Mi
16
Feb
2011
Wer sich dieses Jahr Hoffnung gemacht hat, endlich auch ein Zelt zum Feiern auf dem Reeser Marktplatz vorzufinden, wird mal wieder von der Stadt Rees enttäuscht.
Die Stadt Rees lehnt ein Zelt für die Karnevalstage ab.
Rees. Es gibt kein Zelt an den Karnevalstagen auf dem Marktplatz. Damit ist der dritte Anlauf der VGER Mobil Disco auch in diesem Jahr gescheitert.
Wie berichtet hatte Veranstalter Marcel Weyer den Antrag gestellt, von Altweiber bis Rosenmontag ein Partyzelt auf dem Reeser Marktplatz aufzubauen. Dazu erhielt er jetzt eine Anhörung der Stadt Rees mit der Absichtserklärung, den Antrag abzulehnen.

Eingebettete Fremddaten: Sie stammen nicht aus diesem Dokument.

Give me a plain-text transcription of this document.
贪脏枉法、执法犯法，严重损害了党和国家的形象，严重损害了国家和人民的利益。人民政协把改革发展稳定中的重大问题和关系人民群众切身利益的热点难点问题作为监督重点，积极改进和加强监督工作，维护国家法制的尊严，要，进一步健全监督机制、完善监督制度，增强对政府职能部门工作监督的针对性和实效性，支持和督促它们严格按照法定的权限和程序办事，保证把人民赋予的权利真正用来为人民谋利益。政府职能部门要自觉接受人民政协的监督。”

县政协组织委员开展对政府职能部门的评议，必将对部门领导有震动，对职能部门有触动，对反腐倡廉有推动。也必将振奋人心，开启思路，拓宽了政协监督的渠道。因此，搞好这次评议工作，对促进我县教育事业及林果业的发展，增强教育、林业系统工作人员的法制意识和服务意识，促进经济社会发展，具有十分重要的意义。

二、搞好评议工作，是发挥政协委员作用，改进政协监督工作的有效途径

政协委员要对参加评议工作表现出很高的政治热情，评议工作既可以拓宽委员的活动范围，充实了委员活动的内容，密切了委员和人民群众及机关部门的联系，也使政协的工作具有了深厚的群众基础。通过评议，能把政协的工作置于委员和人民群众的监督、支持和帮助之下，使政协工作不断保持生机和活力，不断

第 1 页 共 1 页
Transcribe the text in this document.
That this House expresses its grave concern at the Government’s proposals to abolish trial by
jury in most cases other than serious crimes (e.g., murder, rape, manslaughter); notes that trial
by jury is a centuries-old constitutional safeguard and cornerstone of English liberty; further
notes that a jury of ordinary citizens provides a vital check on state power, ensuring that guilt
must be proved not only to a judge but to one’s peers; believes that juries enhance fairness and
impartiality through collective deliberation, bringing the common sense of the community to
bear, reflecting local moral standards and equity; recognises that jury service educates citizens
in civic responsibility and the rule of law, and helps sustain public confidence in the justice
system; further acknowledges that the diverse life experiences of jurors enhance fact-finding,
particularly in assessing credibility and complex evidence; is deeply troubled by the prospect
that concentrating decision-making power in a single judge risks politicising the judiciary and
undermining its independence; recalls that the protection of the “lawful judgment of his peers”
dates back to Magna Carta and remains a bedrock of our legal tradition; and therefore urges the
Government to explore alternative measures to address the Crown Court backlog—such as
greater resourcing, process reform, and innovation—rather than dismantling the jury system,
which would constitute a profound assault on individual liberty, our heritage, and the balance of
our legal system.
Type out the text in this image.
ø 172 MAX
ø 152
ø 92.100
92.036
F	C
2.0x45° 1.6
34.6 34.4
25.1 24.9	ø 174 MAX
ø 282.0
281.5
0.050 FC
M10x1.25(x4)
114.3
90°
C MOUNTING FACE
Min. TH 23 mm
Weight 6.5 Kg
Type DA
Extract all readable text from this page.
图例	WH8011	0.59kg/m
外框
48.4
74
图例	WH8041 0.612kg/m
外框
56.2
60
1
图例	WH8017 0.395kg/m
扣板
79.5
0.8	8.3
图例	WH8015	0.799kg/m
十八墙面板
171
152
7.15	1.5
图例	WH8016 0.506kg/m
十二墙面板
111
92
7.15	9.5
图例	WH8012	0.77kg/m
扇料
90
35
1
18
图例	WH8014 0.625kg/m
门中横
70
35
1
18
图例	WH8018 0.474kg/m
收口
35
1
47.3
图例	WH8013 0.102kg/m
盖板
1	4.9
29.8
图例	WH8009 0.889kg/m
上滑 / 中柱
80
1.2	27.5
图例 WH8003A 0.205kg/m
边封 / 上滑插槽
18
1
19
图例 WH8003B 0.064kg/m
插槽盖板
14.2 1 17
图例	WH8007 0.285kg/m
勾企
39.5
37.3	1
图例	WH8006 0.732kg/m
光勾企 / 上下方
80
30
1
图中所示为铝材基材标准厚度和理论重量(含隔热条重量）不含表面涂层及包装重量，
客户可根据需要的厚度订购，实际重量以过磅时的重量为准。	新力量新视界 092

Auch SPD-Ratsherr Karl van Uem hatte den Veranstalter den Rücken gestärkt und die Verwaltung darauf hingewiesen, dass in Mehr ein Partyzelt in der Dorfmitte genehmigt wurde, in der Reeser Innenstadt dieses aber nicht möglich sei. „Im Bürgerhaus feiert die Jugend und das ist auch gut so. Im Zelt sollte das ältere Publikum und die Zugteilnehmer angesprochen werden, die nach dem Rosenmontagszug dort hätten feiern können."
Das sieht die Stadtverwaltung allerdings anders und begründet die Ablehnung so: „Der Gesetzgeber hat im Landesimmissionsgesetz den Grundsatz des Schutzes zur Nachtruhe festgelegt (abends 22 bis 6 Uhr morgens). Die zugelassenen Ausnahmen im Einzelfall sind an strenge Voraussetzungen geknüpft. Diese sind jedoch im Ergebnis der vorgenommenen Abwägung der verschiedenen Interessen nicht erfüllt."
Nach dem Antrag von VGER sei der Beginn der Nachtruhe an drei Tagen erheblich um jeweils fünf Stunden überschritten. Der Markt sei von einer verdichteten drei- bis viergeschossigen Bebauung umgeben. Diese Bebauung verhindere in erheblichem Maße das Entweichen des von der Musikanlage verursachten Schallpegels.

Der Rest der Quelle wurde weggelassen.